Hungary lost 600,000 Jews in WW2, and there doesn’t seem to be enough to memorialize this loss. Especially considering there are more than 100,000 registered (closer to 220,000 in total) Jews in Hungary today. The few monuments that remain are heavily protected, often disguised, when instead they should be visited and graced with flowers and rocks (Jewish symbol of respect to graves and memorials). The political situation in Hungary is going someplace very unsafe.  The word on the street told me so, but I felt uneasy in every part of the city.


It’s hard to think of the politics when you are in such a picturesque city with such rich and satisfying comfort food. We had to visit the main city market which was a real experience, followed by a quick visit to the outdoor hot baths (it was 30F outside) before we settled down at the Central Cafe. The Central Cafe not only serves up authentic Hungarian food and wine, but was said to have been the cafe where the post-communist revolution was planned and later implemented. The ceilings are as high as the tensions once escalated by revolutionists at this neighborhood corner spot– what an experience.

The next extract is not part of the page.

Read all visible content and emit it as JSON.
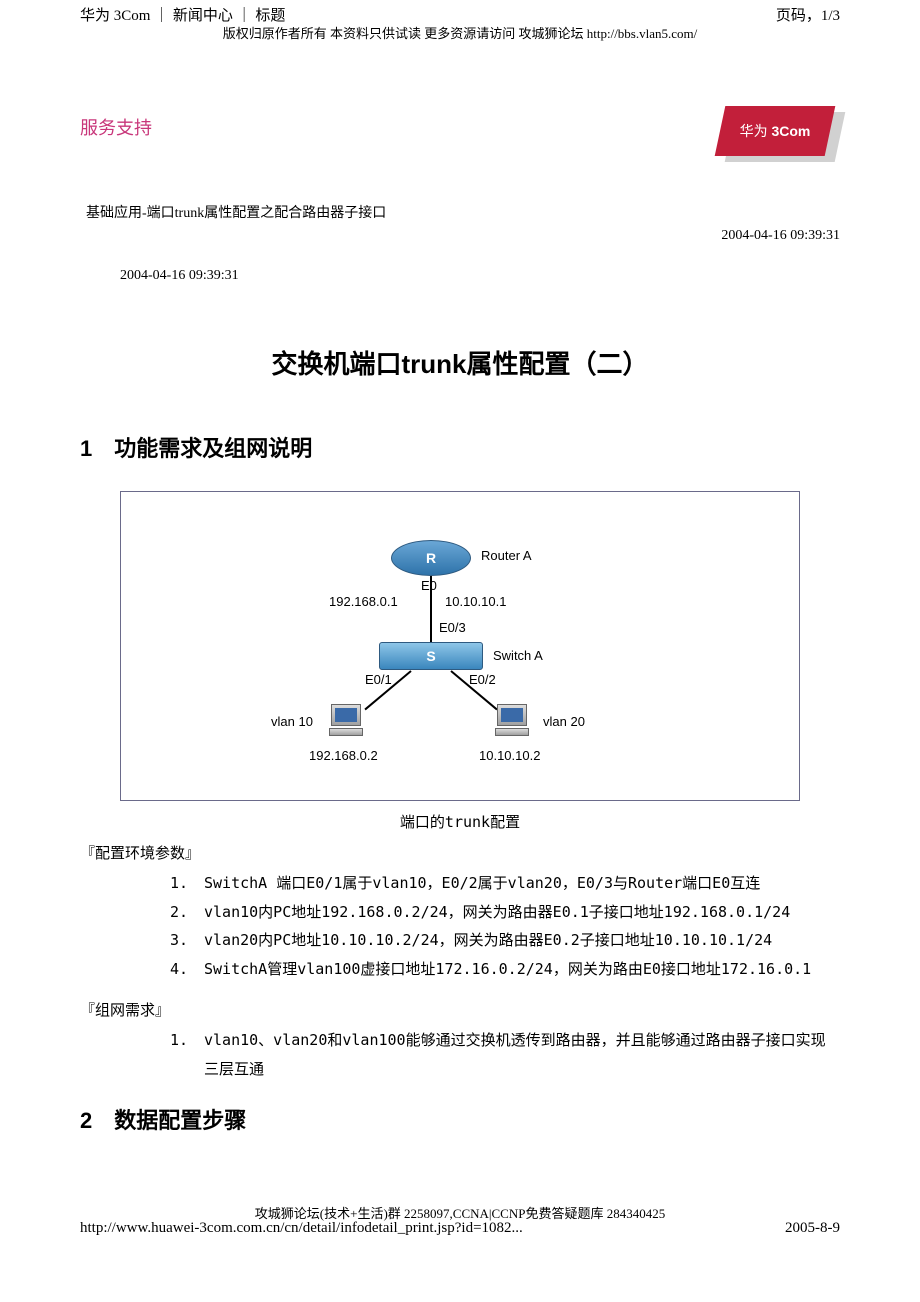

The modern day answer to these cafe institutions are the new hipster pubs popping up in the unused courtyards of large mansion block buildings in the Jewish quarter. Szimpla (the hippest of these pubs) is without a sign, but identified by a row of vintage bicycle tire frames. It feels like the attic of several generations scattered over a large indoor courtyard. Mix-matched sofas, chairs, tables and lighting fixtures…with 20 and 30 something hipsters, sipping and smoking while they shamelessly post images onto their blogs from their Apple devices. It was really refreshing to see this new age modification of the Central Cafe style establishment, because this city is about ready for another revolution.